IT博客汇 | 257. Binary Tree Paths

257. Binary Tree Paths

10k发表于 2023-07-14 00:00:00

Question

Given the root of a binary tree, return all root-to-leaf paths in any order**.

A leaf is a node with no children.

Example 1:

Input: root = [1,2,3,null,5]
Output: ["1->2->5","1->3"]

Algorithm

This is a question that binary tree combined with backtracking.

To get the paths, you travel the tree node by node and each time you reach the leaves you stop here and store the path.
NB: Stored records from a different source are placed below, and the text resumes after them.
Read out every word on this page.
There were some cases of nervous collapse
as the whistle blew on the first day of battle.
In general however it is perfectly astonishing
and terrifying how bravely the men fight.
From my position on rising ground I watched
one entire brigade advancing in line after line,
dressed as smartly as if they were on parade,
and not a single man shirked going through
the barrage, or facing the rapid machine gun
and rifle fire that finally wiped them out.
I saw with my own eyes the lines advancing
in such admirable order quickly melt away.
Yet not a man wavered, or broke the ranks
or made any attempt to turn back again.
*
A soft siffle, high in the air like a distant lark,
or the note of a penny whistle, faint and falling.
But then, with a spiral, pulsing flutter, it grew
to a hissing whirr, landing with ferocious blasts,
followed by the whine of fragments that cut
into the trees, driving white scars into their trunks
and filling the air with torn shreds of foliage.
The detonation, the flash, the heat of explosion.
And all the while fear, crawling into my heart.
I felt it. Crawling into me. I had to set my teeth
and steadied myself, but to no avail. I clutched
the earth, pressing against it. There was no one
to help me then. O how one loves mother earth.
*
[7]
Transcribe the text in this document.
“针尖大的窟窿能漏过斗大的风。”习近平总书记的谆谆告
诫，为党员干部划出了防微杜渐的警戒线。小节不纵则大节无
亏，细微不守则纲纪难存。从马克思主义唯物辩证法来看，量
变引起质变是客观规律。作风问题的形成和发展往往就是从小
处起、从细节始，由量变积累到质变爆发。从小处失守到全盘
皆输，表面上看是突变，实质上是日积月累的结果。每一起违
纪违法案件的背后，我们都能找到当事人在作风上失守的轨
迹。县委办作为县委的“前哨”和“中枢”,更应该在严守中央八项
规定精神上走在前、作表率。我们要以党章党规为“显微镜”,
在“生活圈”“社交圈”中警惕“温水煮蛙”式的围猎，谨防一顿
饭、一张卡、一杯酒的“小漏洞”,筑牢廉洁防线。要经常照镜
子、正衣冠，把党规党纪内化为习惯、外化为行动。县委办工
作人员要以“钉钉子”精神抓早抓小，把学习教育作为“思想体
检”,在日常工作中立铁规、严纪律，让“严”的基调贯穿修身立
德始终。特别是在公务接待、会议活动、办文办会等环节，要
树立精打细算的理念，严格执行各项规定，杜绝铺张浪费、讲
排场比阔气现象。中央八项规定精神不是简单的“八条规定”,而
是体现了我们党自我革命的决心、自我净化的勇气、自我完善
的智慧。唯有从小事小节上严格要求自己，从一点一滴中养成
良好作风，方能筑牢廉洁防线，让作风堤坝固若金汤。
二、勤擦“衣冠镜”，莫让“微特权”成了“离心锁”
Otherwise you record the value of the node and append an arrow string "->" and go to its left and right child.

Code

/**
 * Definition for a binary tree node.
 * public class TreeNode {
 *     int val;
 *     TreeNode left;
 *     TreeNode right;
 *     TreeNode() {}
 *     TreeNode(int val) { this.val = val; }
 *     TreeNode(int val, TreeNode left, TreeNode right) {
 *         this.val = val;
 *         this.left = left;
 *         this.right = right;
 *     }
 * }
 */
class Solution {
    public List<String> binaryTreePaths(TreeNode root) {
        List<String> res = new ArrayList<>();
        helper(res, root, String.valueOf(root.val));
        return res;
    }
    
    private void helper(List<String> res, TreeNode root, String temp) {
        if (root.left == null && root.right == null) {
            res.add(temp);
            return;
        }
        if (root.left != null) helper(res, root.left, temp + "->" + String.valueOf(root.left.val));
        if (root.right != null) helper(res, root.right, temp + "->" +  String.valueOf(root.right.val));
    }
}